Easy Xiaohongshu

Security checks across malware telemetry and agentic risk

Overview

The skill mostly matches its Xiaohongshu content-generation purpose, but it includes live posting, plaintext secret storage, and an under-documented background auto-commit script that should be reviewed before install.

Review this before installing if you plan to use publishing or auto-sync. Treat config/local-config.json as a secret, do not commit it, verify the MCP URL is one you trust, and avoid running setup-auto-sync.sh unless you explicitly want background git commits of this skill directory. VirusTotal telemetry was pending and did not drive this verdict.

SkillSpector

By NVIDIA
Vulnerability Patterns
  • Data ExfiltrationExternal Transmission, Env Variable Harvesting, File System Enumeration
  • Trigger AbuseOverly Broad Trigger, Shadow Command Trigger, Keyword Baiting Trigger
  • MCP Tool PoisoningHidden Instructions, Unicode Deception, Parameter Description Injection
  • Prompt InjectionInstruction Override, Hidden Instructions, Exfiltration Commands
  • Privilege EscalationExcessive Permissions, Sudo/Root Execution, Credential Access
Findings (8)

Intent-Code Divergence

Medium
Confidence
92% confidence
Finding
The installer header says it only sets up the environment, installs dependencies, and guides API key configuration, but it also configures publishing-related MCP settings and probes a local MCP service. This is a transparency and informed-consent issue: users may authorize the script under a narrower understanding than what it actually enables.

Vague Triggers

Medium
Confidence
89% confidence
Finding
The README invites invocation with a broad natural-language request ('帮我制作内容') without clearly constraining whether the skill may proceed all the way through generation and publication. In a skill that can generate images and publish to a live Xiaohongshu account, ambiguous triggering increases the risk of unintended high-impact actions being initiated from casual user phrasing.

Missing User Warnings

Medium
Confidence
94% confidence
Finding
The README describes an end-to-end flow culminating in automatic publication to Xiaohongshu, but it does not prominently warn that this can affect a real logged-in account. Because publication is an externally state-changing action tied to a persistent authenticated session, insufficient warning can lead users to authorize or invoke the skill without appreciating that it may post live content.

Missing User Warnings

Low
Confidence
86% confidence
Finding
The configuration section explains how to place API keys in local files and notes that login sessions are saved after first login, but it does not clearly warn about the sensitivity of these secrets and session artifacts.
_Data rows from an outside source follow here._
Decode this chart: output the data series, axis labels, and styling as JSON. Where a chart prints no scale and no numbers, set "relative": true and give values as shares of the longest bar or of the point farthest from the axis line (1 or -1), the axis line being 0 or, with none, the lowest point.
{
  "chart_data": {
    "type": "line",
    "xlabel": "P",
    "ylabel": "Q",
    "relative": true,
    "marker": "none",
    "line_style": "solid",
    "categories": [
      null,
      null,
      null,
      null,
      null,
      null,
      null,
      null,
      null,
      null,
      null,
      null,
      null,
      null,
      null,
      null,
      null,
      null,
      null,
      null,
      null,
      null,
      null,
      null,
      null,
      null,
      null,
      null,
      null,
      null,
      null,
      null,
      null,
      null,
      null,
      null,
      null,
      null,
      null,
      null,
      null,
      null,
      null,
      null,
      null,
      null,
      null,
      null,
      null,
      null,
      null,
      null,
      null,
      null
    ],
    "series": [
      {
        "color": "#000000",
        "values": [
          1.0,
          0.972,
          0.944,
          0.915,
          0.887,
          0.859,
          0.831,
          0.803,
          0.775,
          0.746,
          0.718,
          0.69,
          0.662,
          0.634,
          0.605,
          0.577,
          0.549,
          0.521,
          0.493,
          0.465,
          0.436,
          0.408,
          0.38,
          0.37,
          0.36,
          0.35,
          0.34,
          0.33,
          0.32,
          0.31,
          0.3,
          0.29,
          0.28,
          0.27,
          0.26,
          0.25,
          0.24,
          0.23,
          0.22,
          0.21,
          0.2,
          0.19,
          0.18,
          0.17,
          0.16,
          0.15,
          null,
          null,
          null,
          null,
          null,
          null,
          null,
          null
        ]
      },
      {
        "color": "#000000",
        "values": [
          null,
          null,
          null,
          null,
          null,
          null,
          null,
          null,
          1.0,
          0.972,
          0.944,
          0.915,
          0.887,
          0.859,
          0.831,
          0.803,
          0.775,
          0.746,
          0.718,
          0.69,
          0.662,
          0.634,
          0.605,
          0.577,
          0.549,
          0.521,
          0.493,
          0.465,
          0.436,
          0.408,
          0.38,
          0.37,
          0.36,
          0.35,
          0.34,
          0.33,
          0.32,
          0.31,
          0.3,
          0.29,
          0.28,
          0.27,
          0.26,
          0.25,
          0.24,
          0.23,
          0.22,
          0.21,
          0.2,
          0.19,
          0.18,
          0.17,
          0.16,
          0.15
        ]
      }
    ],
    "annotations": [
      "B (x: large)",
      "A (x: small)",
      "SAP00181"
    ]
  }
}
This omission can lead users to store credentials insecurely, commit them to version control, or underestimate the risk of local compromise enabling unauthorized API use or account posting.

Missing User Warnings

Medium
Confidence
95% confidence
Finding
The script reads an API key from the terminal and stores it in a plaintext local JSON file without warning about credential sensitivity, file permissions, or safer alternatives. If the workspace is shared, backed up, committed, or readable by other local users, the key can be exposed and abused.

Missing User Warnings

Medium
Confidence
91% confidence
Finding
The publish subcommand directly invokes an external posting action via publish_note() using user-supplied title, content, images, and tags, but this file provides no user-facing warning, dry-run mode, or confirmation prompt before making the irreversible side effect. In a CLI that automates social-media publishing, accidental execution, script misuse, or unsafe chaining in automation can cause unintended public posts, reputational harm, or disclosure of sensitive content.

Missing User Warnings

Medium
Confidence
86% confidence
Finding
The function sends prompts derived from user-controlled fields such as account_type, content_direction, target_audience, and topic to an external Gemini API via requests.post. In this file there is no visible consent flow, redaction, or disclosure mechanism, so potentially sensitive business or personal content may be transmitted to a third party without the user's informed awareness.

Missing User Warnings

Medium
Confidence
89% confidence
Finding
The function transmits title, body text, tags, and base64-encoded local images to a remote MCP endpoint with no explicit consent, disclosure, or trust validation visible in this code path. In an agent skill context, this can cause unintended exfiltration of sensitive user content or local files if callers do not clearly understand that publication involves remote transmission.

VirusTotal

64/64 vendors flagged this skill as clean.